Fará sentido manter os círculos eleitorais da emigração?

Mais de um milhão de eleitores para apenas quatro deputados dificilmente alterará a atenção dada à diáspora na AR.

Como noticiado neste jornal no passado dia 15 de dezembro, o Governo português apresentou à Assembleia da República uma proposta legislativa de alteração do regime de recenseamento eleitoral no estrangeiro, tornando-o automático para todos os cidadãos nacionais titulares de cartão de cidadão com morada no exterior. Deste modo, de acordo com o secretário de Estado das Comunidades Portuguesas (SECP), o número de recenseados fora de Portugal quadruplicaria, passando dos atuais 300 mil para um milhão e 375 mil.

Caso sejam aprovadas, estas alterações à lei do recenseamento terão um enorme impacto. De realçar que, contrariamente ao que acontece com a alteração da morada dentro do território nacional, caso um cidadão português mude a residência para fora do país, não só o recenseamento junto do consulado mais próximo não é automático, como o recenseamento em território nacional é cancelado, fazendo com que esse cidadão ou cidadã perca efetivamente a sua capacidade eleitoral — ativa (direito de voto) e passiva (direito de se apresentar a eleições). Por esta razão, são muitos os milhares de portugueses no estrangeiro que vêm a sua participação cívica e política dificultada pelas regras impostas pelo seu país de origem. As mudanças propostas pelo SECP, facilitando essa participação, são portanto de louvar.

Olhando para os números há, no entanto, outras questões que se colocam. Com mais de um milhão de recenseados, a emigração (Europa e Fora da Europa) corresponderia ao terceiro maior círculo eleitoral, apenas ultrapassado pelos círculos do Porto (com cerca de um milhão e 500 mil eleitores) e Lisboa (cerca de um milhão e 900 mil). No entanto, se estes círculos no território nacional estão atualmente representados por 39 (Porto) e 47 (Lisboa) deputados, os círculos da emigração estão representados por apenas quatro deputados.
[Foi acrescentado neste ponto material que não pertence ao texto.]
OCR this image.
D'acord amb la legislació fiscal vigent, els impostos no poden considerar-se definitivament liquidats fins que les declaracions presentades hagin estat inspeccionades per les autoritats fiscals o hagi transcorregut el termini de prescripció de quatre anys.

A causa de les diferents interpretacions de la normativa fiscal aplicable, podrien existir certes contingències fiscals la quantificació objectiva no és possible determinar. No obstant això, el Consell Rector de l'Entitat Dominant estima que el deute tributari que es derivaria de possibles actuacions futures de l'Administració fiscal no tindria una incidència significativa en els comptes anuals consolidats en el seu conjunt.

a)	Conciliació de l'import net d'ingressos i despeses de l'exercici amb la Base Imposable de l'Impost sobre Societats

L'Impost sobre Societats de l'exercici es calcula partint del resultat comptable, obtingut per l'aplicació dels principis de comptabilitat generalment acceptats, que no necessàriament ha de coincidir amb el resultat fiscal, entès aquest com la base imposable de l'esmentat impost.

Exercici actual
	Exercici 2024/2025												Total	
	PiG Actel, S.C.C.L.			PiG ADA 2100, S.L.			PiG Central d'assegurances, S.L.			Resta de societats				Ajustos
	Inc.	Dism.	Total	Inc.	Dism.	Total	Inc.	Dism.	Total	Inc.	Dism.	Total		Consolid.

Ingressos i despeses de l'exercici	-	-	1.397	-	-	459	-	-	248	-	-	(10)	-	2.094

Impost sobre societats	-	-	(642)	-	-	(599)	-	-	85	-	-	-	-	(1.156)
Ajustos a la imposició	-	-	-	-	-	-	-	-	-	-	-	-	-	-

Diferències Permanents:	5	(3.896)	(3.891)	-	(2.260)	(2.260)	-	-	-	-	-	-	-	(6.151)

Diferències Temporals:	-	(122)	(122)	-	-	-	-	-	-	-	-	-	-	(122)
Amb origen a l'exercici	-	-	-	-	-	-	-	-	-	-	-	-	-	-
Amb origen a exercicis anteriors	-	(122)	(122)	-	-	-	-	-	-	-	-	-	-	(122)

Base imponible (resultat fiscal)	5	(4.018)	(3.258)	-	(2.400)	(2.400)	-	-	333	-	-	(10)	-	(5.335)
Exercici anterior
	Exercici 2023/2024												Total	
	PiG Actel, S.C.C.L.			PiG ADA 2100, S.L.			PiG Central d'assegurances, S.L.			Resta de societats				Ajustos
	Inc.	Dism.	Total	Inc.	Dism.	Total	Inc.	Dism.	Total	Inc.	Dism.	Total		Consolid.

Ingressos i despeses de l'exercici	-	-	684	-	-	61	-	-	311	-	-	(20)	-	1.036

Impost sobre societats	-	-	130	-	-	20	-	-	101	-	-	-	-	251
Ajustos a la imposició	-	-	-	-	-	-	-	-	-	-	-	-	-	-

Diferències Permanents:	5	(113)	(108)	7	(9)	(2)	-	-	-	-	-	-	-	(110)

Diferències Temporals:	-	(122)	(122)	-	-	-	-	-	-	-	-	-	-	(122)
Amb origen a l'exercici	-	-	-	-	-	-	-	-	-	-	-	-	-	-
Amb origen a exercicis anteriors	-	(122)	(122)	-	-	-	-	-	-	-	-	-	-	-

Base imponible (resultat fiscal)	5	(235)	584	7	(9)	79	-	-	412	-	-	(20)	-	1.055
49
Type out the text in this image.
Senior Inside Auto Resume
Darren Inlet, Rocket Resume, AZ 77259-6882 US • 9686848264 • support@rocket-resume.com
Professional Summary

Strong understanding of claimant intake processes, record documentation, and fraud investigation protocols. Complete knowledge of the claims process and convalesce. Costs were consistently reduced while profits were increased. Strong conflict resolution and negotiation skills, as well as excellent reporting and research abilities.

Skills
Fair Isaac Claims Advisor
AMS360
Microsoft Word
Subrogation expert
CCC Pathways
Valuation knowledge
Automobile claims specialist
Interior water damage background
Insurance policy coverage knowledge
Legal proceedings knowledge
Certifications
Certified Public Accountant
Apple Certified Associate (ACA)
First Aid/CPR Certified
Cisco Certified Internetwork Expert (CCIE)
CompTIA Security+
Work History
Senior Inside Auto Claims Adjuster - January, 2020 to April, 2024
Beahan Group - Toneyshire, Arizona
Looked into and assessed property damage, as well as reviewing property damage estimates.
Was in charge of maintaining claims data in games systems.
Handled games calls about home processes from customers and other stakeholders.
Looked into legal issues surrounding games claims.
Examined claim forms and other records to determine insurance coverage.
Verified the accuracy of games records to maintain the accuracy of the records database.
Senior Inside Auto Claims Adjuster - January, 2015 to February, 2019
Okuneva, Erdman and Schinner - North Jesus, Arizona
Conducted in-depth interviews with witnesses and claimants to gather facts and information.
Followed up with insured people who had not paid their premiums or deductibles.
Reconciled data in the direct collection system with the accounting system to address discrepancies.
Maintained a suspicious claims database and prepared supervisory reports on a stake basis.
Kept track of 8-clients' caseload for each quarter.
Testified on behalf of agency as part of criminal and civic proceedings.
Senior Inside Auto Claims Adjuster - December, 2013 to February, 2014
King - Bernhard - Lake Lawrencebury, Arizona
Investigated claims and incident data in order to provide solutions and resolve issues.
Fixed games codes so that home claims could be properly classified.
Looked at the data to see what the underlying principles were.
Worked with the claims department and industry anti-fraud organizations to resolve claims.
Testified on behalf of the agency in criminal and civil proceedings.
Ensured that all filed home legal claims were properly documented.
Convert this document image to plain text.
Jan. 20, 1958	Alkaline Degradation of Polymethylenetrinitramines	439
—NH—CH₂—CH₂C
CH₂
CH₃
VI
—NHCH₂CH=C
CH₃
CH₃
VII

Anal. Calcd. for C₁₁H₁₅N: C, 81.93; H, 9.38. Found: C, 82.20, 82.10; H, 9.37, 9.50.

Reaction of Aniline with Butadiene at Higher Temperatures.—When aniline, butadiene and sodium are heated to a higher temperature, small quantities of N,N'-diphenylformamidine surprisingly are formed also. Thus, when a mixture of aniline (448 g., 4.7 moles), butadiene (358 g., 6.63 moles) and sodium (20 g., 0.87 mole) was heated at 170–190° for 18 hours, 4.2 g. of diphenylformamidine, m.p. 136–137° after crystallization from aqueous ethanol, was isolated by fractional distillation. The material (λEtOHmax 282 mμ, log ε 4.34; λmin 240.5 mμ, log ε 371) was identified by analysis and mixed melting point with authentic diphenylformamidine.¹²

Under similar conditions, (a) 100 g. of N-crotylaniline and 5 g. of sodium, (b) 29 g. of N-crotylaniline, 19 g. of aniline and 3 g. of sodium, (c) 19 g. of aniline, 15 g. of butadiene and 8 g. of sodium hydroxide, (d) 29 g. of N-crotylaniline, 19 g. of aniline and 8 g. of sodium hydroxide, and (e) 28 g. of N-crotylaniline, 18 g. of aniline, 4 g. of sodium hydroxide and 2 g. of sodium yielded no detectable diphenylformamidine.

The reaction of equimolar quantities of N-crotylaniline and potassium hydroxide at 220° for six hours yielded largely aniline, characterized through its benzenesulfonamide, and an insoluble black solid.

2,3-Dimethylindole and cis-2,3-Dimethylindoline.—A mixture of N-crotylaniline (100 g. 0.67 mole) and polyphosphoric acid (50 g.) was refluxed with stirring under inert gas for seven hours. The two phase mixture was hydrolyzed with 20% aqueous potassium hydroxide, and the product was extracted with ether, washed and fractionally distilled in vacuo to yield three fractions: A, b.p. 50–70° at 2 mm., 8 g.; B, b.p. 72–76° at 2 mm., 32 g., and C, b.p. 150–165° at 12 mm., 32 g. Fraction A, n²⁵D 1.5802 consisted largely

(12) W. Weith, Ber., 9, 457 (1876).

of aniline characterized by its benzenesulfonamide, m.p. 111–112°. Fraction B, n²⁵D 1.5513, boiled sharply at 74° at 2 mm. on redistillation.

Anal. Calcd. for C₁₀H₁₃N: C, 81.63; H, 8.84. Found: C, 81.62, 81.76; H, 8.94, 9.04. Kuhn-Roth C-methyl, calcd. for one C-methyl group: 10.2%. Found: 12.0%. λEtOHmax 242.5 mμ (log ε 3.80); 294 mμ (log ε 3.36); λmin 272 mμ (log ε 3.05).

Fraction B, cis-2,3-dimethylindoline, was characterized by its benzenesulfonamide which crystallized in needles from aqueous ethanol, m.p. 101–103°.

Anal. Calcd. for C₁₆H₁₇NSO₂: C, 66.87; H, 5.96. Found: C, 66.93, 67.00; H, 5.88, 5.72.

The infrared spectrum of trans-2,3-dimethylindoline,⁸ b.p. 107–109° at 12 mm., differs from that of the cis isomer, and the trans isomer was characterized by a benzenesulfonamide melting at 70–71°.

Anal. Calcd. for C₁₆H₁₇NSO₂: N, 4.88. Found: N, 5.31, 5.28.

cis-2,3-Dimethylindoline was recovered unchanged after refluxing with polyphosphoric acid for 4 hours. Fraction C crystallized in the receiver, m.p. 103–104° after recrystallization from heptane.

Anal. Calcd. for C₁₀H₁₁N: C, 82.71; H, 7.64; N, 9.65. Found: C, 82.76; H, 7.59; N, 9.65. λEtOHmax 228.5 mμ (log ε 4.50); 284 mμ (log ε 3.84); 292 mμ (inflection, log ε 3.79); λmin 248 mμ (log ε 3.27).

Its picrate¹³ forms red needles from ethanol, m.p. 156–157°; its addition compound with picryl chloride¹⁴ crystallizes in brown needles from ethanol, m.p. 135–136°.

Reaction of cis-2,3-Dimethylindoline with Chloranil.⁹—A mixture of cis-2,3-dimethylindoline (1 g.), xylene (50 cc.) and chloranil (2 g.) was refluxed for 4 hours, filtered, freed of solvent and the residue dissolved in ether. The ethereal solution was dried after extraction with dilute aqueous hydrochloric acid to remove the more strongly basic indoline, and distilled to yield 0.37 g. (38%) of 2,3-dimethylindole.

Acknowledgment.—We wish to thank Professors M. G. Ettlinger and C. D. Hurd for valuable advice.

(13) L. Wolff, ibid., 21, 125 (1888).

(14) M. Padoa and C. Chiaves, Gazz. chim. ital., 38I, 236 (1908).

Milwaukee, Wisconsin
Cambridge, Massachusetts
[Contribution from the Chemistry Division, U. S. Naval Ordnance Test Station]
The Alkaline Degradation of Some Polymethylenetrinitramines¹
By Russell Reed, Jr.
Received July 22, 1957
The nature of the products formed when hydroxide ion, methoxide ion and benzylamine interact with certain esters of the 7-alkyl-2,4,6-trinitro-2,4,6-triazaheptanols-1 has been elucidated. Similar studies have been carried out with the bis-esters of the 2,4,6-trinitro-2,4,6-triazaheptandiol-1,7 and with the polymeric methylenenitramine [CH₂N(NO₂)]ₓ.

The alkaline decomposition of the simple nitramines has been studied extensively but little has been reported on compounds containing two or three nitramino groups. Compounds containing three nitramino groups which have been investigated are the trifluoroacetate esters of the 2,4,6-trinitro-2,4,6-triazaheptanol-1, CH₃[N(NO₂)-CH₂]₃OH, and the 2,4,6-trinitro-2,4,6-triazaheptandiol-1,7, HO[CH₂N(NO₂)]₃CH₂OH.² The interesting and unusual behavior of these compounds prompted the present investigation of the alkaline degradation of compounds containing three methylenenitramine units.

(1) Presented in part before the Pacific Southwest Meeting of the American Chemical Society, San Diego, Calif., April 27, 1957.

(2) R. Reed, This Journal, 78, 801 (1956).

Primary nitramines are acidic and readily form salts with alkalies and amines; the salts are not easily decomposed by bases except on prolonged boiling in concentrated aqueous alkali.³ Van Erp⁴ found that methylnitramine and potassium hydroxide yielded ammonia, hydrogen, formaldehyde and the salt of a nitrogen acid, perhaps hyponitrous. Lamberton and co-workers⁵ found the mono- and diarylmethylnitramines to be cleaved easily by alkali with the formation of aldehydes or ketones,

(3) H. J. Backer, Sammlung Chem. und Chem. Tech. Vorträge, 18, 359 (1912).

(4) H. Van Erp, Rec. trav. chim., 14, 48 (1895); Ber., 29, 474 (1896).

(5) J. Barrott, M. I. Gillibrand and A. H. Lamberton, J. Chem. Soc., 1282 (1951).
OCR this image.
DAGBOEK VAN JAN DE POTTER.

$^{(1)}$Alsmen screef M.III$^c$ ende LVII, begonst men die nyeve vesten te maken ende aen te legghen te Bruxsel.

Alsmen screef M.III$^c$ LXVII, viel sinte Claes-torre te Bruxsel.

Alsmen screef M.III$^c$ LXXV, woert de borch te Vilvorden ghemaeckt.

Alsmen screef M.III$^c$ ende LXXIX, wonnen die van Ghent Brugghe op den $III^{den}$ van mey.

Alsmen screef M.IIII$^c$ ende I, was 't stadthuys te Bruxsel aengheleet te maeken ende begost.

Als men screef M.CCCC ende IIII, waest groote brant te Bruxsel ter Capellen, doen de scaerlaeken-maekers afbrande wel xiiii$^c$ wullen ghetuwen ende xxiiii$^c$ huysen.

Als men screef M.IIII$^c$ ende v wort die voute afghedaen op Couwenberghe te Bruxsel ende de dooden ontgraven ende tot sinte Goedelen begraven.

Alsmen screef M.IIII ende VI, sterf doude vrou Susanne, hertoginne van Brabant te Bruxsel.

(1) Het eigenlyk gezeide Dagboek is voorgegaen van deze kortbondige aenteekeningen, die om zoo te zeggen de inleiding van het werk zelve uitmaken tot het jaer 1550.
E, uma vez mais, o estatuto dos círculos da diáspora é particular: de acordo com o artigo 13.º da Lei Eleitoral da Assembleia da República, o número de deputados atribuído a cada círculo é calculado antes de cada eleição, dependendo do número de recenseados nestes círculos; no entanto, os dois círculos da emigração estão excluídos. Significa isto que, apesar do quadruplicar do número de recenseados no estrangeiro, a sua representação na Assembleia da República se manterá nos quatro deputados.

Se se confirmarem estas alterações, devemos questionar-nos se fará sentido manter os dois círculos da diáspora. Não será uma melhor medida permitir que os portugueses residentes no estrangeiro votem diretamente nos círculos do território nacional, aumentando a sua representação e, desse modo, motivando-os para participar no processo eleitoral? Provavelmente, sim. Os próprios partidos políticos prestariam mais atenção à diáspora caso este cenário se verificasse: mais de um milhão de eleitores para apenas quatro deputados dificilmente alterará a atenção dada às temáticas da diáspora na AR; mas esse número de eleitores a votar para eleger um número bastante maior de deputados fará, certamente, com que mais atenção seja prestada aos portugueses emigrados.

Esta pode, aliás, ser uma boa razão para se proceder a uma reorganização dos círculos eleitorais portugueses. Ultrapassando a figura anacrónica dos distritos, esta reorganização deverá garantir uma maior representatividade dos cidadãos, o que pode passar pela redução do número total de círculos eleitorais e, sobretudo, pela criação de um novo círculo nacional de compensação, onde sejam contados todos os votos que, nos outros círculos, não serviram para eleger deputados.